On top of the Swift Standard Library, Robotary ships with RobotKit, a framework we designed for safely talking to robotic hardware from Swift. Thinking ahead, we designed it with many Swift 3 API guidelines in mind (e.g. lower enum case names) to make the move to Swift 3 as frictionless as possible. RobotKit includes support for interfacing with on-device buttons, LEDs, motors, sensors, and screens, and we’ll continue to evolve RobotKit as we add support for new hardware.

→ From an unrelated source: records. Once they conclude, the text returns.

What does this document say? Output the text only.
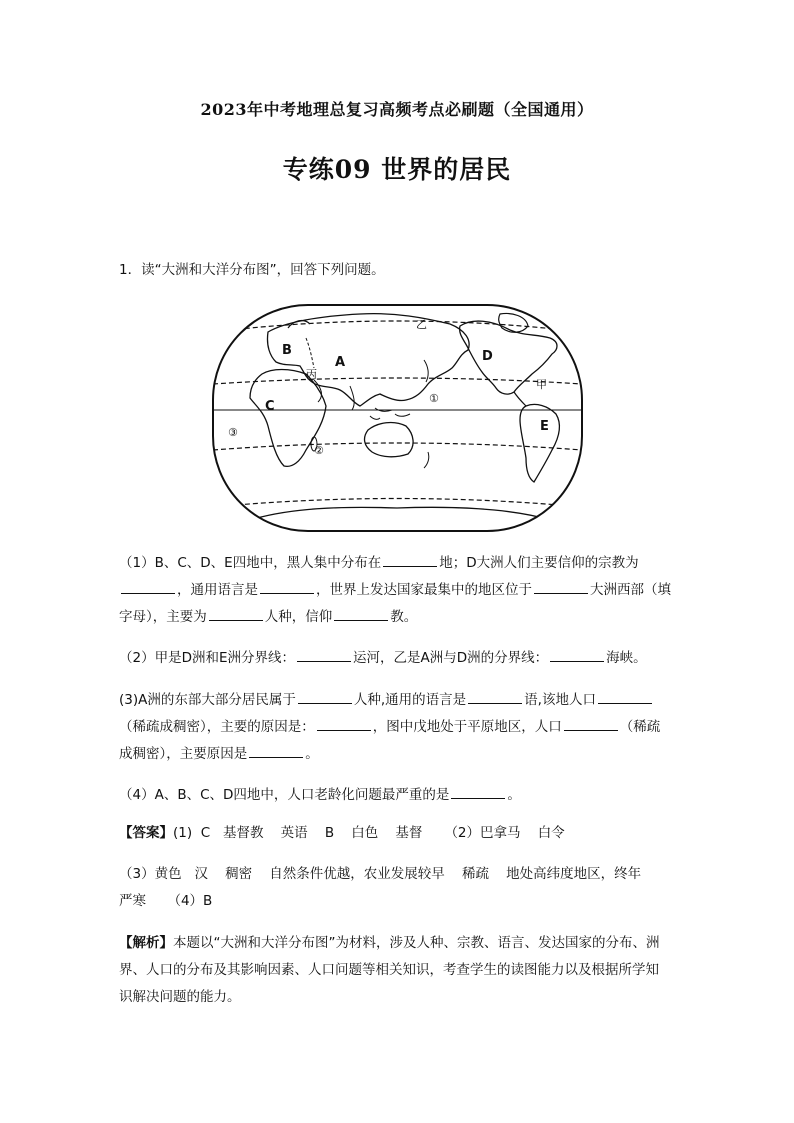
2023年中考地理总复习高频考点必刷题（全国通用）
专练09 世界的居民
1．读“大洲和大洋分布图”，回答下列问题。
B
A
C
D
E
丙
乙
甲
①
②
③
（1）B、C、D、E四地中，黑人集中分布在	地；D大洲人们主要信仰的宗教为
，通用语言是	，世界上发达国家最集中的地区位于	大洲西部（填
字母），主要为	人种，信仰	教。
（2）甲是D洲和E洲分界线：	运河，乙是A洲与D洲的分界线：	海峡。
(3)A洲的东部大部分居民属于	人种,通用的语言是	语,该地人口
（稀疏成稠密），主要的原因是：	，图中戊地处于平原地区，人口	（稀疏
成稠密），主要原因是	。
（4）A、B、C、D四地中，人口老龄化问题最严重的是	。
【答案】(1)  C   基督教    英语    B    白色    基督 （2）巴拿马    白令
（3）黄色   汉    稠密    自然条件优越，农业发展较早    稀疏    地处高纬度地区，终年
严寒     （4）B
【解析】本题以“大洲和大洋分布图”为材料，涉及人种、宗教、语言、发达国家的分布、洲
界、人口的分布及其影响因素、人口问题等相关知识，考查学生的读图能力以及根据所学知
识解决问题的能力。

RobotKit runs on top of a device communication layer we wrote ourselves. It’s built on top of IOKit and runs entirely in userspace, isolated in separate processes. This approach is safer than a driver running in kernelspace as one mistake doesn’t have the potential to crash the entire system. Moreover, because Robotary is completely independent of LEGO’s proprietary drivers, it ships with zero external dependencies as I mentioned above. This makes it really easy to deploy in schools and labs.

A Sandboxing Story

As soon as we started the project, I knew shipping Robotary in the Mac App Store would be difficult. In fact, the biggest challenge of the project turned out to be working around the limitations of the Mac App Sandbox, which we spent months working on. There were three areas I had concerns about:

  1. The device communication layer underneath RobotKit
  2. The shared process in which device communication happens
  3. The LLDB-based debugger

Fortunately, we were able to overcome limitations in all of these areas.

With the com.apple.security.device.usb entitlement we were able to get all of our USB connectivity code up and running in the Sandbox. While Apple doesn’t expose a Bluetooth entitlement in Xcode’s Capabilities pane for Mac apps, one does in fact exist, and it was enough to get the usual IOBluetooth calls working as well.

We also wanted to isolate the hardware-level code in separate processes, so we factored it out into XPC Services. This worked well, but we wanted a single shared XPC Service that the main app and our debug server – which runs in a separate process (more on this later) – could talk to. Fortunately, by simply changing the ServiceType of an XPC Service from “Application” to “User”, we were able to get the behavior we were looking for (thanks XPC team!)

Speaking of XPC, we also patched SourceKit’s XPC Service to run in the Sandbox with only about 50 lines of changes.

The biggest challenge in getting Robotary running in the Sandbox has been getting LLDB to work. Alex spent weeks writing a custom debug server that allows LLDB to run in the App Sandbox, and to my knowledge this is a first in the world. In fact, Robotary is the first and only Swift IDE available in the Mac App Store.